Warner & Kaine Statement Ahead of Vote on Equal Rights Amendment

Today’s vote marks the first time the Senate has voted on a resolution to remove the time limit for ERA ratification

WASHINGTON, D.C. – Today, U.S. Senators Mark R. Warner and Tim Kaine released the following statement ahead of the Senate’s historic vote on a resolution that would facilitate the ratification of the Equal Rights Amendment (ERA), which was first introduced 100 years ago to guarantee equal protection for women in the U.S. Constitution:

“In 2020, Virginia made history by becoming the 38th and final state needed to ratify the Equal Rights Amendment. Today, the Senate has the opportunity to make history by voting to remove the time limit for ratification of the ERA. We urge our colleagues to join us in voting to remove this arbitrary and unnecessary time limit and enshrine equality for women into the U.S. Constitution.”

Warner and Kaine are cosponsors of the bipartisan resolution to remove the time limit for ratification of the ERA. In December 2022, Kaine led members of the Virginia delegation, including Warner, in urging a Senate vote on this important resolution.

The ERA was first introduced in 1923 and passed the House and Senate in 1972. At the time of passage, Congress required three-fourths of the states to ratify the amendment within seven years, although the Constitution does not impose a deadline for ratification of amendments. The 27th Amendment was ratified two centuries after it passed Congress. By 1977, 35 states had ratified the ERA, and in 1978, falling short of the required 38 states for adoption, Congress extended the time limit an additional three years. In 2020, Virginia became the 38th and final state needed for ratification.

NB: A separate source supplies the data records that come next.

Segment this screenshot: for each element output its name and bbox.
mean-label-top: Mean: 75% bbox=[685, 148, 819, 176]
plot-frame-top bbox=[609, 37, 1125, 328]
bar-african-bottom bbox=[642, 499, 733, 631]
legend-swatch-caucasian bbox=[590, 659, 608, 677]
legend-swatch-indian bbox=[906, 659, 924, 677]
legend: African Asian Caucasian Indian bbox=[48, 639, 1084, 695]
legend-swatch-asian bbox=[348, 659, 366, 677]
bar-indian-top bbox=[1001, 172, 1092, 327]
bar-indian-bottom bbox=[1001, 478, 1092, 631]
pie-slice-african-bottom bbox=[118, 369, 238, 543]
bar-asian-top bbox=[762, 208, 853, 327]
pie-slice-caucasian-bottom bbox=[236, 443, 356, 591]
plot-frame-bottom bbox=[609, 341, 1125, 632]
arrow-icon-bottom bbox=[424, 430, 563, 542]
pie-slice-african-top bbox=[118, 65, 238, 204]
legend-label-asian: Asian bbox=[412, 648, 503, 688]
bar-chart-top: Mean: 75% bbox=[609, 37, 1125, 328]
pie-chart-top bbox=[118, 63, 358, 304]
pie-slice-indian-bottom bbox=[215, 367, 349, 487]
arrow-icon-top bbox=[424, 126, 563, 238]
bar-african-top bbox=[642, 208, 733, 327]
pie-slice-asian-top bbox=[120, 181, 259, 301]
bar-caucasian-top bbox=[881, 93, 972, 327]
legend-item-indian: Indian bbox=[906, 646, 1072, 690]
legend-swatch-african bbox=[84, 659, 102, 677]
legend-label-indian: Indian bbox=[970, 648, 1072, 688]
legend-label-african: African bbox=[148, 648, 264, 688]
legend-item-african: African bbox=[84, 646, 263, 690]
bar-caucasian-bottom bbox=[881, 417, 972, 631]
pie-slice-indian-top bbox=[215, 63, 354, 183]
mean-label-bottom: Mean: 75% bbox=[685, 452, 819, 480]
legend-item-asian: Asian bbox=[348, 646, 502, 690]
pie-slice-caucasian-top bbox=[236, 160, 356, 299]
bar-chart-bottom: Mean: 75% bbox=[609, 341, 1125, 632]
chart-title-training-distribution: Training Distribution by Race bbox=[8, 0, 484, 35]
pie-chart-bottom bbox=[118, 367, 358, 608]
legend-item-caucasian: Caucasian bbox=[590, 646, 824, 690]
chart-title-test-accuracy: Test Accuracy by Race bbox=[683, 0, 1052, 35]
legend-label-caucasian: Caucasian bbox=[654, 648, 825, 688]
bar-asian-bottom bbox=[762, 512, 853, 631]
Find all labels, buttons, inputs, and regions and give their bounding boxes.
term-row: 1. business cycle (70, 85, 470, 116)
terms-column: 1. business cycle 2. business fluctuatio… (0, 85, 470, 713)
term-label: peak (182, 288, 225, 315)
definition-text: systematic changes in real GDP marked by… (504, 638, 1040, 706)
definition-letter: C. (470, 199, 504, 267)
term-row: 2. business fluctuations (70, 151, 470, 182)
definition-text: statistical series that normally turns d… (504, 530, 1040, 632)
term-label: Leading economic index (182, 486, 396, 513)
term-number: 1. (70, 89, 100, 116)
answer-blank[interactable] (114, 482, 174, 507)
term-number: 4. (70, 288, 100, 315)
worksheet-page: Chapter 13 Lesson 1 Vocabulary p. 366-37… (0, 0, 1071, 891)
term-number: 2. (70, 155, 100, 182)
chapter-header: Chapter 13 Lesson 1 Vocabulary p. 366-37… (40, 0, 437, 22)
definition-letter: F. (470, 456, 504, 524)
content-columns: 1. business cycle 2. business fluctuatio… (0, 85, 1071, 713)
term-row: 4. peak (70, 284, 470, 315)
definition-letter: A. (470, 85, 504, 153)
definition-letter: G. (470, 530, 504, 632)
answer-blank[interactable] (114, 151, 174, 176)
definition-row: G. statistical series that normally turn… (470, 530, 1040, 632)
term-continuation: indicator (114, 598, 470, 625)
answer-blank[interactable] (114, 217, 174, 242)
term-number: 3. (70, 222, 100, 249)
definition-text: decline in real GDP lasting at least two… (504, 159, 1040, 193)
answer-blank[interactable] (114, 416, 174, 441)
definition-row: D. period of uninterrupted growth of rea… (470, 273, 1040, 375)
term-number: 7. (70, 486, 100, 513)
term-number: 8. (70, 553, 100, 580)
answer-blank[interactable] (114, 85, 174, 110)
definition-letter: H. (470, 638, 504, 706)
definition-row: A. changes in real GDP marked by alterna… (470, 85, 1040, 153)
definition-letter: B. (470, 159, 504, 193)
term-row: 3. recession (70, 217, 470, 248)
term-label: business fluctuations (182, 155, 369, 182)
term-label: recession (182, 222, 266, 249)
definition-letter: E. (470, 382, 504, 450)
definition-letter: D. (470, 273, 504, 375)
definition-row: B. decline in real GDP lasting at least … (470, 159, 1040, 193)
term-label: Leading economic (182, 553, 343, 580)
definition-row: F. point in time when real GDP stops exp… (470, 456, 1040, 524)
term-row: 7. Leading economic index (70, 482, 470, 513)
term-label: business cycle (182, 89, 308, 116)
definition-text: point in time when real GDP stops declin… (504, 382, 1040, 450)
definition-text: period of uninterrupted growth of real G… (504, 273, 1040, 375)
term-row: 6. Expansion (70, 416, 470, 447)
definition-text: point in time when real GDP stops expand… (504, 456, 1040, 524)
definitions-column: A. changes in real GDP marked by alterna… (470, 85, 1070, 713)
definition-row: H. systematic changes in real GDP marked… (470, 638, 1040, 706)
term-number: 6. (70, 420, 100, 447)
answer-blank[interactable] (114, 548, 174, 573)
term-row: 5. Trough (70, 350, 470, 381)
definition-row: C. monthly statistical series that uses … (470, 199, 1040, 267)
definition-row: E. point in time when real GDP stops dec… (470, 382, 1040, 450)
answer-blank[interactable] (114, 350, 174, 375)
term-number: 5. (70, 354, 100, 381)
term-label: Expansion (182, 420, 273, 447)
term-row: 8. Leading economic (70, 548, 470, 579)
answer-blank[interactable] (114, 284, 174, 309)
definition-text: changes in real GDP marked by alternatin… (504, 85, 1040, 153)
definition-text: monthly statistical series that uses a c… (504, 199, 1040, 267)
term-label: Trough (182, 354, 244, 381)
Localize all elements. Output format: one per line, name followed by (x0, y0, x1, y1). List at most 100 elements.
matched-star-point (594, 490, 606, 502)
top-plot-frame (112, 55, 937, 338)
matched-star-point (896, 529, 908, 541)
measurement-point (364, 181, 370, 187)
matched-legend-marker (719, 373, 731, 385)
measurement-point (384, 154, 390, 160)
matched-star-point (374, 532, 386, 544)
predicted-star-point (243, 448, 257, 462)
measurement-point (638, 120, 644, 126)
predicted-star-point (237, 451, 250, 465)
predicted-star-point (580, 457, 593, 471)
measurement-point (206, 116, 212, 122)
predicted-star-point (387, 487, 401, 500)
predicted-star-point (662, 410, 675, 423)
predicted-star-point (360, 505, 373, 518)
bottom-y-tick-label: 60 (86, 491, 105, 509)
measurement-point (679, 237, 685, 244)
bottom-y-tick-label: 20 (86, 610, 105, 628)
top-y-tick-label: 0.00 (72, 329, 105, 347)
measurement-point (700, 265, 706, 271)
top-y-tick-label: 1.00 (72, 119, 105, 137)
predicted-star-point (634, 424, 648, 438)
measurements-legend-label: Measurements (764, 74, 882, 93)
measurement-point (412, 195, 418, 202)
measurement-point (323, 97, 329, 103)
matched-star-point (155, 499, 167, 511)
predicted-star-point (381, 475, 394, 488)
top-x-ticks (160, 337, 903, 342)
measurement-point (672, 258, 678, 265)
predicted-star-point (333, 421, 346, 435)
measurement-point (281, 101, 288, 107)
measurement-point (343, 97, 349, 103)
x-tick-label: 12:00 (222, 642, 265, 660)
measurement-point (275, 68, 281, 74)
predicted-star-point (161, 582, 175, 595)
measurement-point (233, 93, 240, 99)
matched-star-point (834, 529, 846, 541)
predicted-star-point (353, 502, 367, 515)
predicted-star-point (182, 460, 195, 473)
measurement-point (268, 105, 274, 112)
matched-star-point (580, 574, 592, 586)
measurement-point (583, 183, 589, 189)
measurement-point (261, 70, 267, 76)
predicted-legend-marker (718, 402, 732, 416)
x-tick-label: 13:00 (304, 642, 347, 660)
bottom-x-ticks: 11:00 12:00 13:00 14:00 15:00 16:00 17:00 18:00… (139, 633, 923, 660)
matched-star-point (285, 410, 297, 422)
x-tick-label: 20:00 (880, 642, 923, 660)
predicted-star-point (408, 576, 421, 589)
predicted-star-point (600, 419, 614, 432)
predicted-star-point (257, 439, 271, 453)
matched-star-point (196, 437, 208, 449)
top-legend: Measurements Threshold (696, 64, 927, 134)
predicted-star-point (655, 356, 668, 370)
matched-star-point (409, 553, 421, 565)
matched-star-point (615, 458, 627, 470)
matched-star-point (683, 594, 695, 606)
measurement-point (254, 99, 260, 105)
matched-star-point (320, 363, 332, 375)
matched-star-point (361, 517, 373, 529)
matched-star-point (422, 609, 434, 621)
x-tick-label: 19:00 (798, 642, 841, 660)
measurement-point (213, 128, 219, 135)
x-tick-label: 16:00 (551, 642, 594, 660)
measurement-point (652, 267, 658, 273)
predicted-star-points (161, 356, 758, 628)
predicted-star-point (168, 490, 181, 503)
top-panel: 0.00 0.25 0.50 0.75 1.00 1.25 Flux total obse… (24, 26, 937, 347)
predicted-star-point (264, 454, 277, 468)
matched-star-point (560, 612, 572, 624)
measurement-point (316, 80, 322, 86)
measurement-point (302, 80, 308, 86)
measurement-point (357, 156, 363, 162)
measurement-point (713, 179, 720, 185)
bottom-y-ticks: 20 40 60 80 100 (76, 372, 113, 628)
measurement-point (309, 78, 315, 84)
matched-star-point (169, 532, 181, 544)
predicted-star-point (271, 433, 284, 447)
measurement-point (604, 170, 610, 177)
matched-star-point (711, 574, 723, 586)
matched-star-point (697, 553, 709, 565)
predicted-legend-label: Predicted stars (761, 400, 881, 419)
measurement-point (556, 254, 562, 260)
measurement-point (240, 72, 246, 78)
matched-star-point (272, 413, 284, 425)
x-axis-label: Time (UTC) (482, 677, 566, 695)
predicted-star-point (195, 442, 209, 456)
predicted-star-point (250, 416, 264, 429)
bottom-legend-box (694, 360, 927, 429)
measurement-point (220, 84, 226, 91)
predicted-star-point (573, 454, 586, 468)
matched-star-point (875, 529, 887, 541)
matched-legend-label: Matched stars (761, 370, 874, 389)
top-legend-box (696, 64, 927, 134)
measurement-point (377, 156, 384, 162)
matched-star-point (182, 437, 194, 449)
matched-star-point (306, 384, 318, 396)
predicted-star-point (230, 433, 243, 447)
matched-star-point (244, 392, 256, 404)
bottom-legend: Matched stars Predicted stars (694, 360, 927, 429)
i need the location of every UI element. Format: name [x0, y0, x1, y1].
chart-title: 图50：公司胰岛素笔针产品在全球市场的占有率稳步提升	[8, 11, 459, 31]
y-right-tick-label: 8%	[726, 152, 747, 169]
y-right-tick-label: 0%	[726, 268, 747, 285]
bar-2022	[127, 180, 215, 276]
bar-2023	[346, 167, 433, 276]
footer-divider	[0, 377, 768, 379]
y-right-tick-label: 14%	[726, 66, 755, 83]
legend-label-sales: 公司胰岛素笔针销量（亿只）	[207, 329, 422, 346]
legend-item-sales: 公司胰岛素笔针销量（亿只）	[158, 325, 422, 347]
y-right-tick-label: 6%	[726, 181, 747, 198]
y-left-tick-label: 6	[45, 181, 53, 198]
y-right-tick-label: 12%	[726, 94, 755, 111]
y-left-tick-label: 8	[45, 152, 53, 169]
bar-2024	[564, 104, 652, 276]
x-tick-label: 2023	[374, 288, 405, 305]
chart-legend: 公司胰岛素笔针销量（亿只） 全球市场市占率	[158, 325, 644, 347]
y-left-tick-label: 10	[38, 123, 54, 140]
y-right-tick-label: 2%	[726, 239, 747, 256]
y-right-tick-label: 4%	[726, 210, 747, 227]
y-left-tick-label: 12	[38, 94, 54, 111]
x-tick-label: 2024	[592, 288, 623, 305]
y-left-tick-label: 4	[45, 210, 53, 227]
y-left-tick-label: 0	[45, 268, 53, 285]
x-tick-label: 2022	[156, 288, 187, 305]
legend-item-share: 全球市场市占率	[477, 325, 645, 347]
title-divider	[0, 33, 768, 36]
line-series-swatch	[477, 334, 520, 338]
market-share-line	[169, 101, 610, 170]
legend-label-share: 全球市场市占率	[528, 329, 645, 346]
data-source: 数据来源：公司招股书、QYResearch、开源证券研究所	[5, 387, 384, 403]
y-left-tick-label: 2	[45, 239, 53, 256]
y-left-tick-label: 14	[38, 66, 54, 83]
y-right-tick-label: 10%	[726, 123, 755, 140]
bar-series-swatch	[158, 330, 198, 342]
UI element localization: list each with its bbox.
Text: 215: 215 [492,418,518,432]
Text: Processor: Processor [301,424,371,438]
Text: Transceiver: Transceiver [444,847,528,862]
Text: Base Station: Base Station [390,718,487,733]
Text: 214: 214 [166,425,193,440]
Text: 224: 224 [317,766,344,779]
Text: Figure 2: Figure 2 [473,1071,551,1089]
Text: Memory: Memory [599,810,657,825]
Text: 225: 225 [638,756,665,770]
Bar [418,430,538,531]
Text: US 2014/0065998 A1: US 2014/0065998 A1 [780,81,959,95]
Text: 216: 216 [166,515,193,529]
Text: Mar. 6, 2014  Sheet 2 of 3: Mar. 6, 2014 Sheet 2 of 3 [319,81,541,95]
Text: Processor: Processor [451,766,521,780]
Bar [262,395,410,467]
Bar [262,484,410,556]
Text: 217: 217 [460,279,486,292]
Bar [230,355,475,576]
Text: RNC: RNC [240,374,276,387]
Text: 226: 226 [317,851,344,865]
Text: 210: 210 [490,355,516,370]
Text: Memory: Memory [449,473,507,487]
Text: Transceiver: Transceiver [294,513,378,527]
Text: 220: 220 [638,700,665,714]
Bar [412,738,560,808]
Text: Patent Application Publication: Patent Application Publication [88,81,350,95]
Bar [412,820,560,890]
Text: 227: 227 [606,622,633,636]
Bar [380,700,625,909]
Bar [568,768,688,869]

If the ERA became the 28th Amendment to the U.S. Constitution, it would serve as a new mechanism – for Congress, for federal agencies, and in the courts – to advance equality in the fields of workforce and pay, pregnancy discrimination, sexual harassment and violence, and reproductive freedom. It would also signal to the courts that they should apply a more rigorous level of review to laws and government policies that discriminate on the basis of sex, making it more likely for them to be struck down.